3rd Commander of the Cape
- In office 27 September 1666 – 18 June 1668
- Preceded by: Zacharias Wagenaer
- Succeeded by: Jacob Borghorst

8th Governor of Dutch Malacca
- In office 27 September 1680 – 18 June 1684
- Preceded by: Jacob Joriszoon Pits
- Succeeded by: Nicolaas Schaghen

Personal details
- Born: 1623 Amsterdam
- Died: 3 February 1689 (aged 65–66) Batavia

= Cornelis van Quaelberg =

Cornelis van Quaelberg, also written as van Quaelbergen or van Quaalberg (c.1623 – 3 February 1687) was the third commander of the Dutch Cape Colony from 1666 to 1668.

==Career==

Van Quaelberg began his career in the service of the Dutch East India Company in 1639 when he was appointed as assistant to the Coromandel Coast. He was promoted Junior merchant in 1644, merchant in 1647 and senior merchant in 1650. In this capacity he was appointed head of Masulipatam, India, in 1652. In 1666 he was appointed as Commander of the Cape Colony where he landed at Table Bay on 25 August 1666 and assumed duty two days later. As the Dutch Republic and England were at war at this time, not much happened during his tenure, except for some additions to the Castle.

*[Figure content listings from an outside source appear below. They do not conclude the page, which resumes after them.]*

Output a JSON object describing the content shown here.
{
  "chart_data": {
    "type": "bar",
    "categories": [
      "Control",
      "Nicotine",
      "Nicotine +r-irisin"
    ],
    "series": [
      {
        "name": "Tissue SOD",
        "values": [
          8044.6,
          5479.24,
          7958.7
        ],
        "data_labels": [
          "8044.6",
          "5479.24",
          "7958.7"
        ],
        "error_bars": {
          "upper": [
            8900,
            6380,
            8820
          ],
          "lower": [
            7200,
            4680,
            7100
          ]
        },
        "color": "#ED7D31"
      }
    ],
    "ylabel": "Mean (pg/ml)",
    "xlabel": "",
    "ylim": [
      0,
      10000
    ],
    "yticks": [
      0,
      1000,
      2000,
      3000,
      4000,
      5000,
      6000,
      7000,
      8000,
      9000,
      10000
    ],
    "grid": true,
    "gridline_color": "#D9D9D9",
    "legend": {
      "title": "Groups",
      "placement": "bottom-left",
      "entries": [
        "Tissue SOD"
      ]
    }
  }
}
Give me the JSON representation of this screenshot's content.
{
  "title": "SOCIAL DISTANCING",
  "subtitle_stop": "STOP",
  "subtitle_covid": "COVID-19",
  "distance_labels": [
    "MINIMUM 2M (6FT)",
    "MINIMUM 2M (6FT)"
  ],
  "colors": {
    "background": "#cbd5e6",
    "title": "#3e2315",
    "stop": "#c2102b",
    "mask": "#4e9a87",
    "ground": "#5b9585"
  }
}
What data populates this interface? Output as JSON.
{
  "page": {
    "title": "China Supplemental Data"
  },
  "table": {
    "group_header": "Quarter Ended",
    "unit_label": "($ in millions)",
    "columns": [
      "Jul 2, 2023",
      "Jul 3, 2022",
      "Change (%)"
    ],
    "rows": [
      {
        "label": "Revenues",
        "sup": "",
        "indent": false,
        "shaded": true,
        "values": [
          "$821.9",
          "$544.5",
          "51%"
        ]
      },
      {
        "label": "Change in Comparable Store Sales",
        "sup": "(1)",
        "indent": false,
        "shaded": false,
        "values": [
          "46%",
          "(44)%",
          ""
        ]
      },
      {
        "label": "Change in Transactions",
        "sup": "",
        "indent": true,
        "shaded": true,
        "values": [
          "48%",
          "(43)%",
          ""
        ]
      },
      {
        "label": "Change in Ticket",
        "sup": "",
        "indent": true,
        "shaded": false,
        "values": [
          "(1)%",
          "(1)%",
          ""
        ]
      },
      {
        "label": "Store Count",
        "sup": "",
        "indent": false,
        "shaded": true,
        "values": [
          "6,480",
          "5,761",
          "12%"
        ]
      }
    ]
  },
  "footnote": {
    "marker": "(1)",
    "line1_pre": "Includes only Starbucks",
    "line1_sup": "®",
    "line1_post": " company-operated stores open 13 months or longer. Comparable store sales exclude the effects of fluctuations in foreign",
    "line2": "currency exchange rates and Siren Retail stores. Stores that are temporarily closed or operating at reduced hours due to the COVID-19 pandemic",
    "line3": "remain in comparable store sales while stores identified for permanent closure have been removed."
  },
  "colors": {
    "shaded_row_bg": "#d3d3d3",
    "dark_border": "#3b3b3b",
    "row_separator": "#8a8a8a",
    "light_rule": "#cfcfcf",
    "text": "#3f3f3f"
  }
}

He was dismissed from the service of the VOC in 1668 after lending help to a French fleet which he did not know was an enemy because news of the outbreak of war spread slowly. He then went to Batavia and succeeded in convincing the authorities of his innocence and was re-employed in 1670. On 1 September 1673, during the Third Anglo-Dutch War he commanded a VOC fleet that defeated an EIC fleet at Masulipatnam. He was promoted to Governor of Banda in the Indonesian archipelago during 1677 and became Governor of Malacca in 1680 until 1684.

==Personal==
Van Quaelberg was married to Margaretha de Wit, daughter of Jacob de Wit, Governor of Paliacatta. She died in 1655 and in 1672 he married Henriette Chastelein, with whom he had two daughters. He died on 3 February 1687 in Batavia.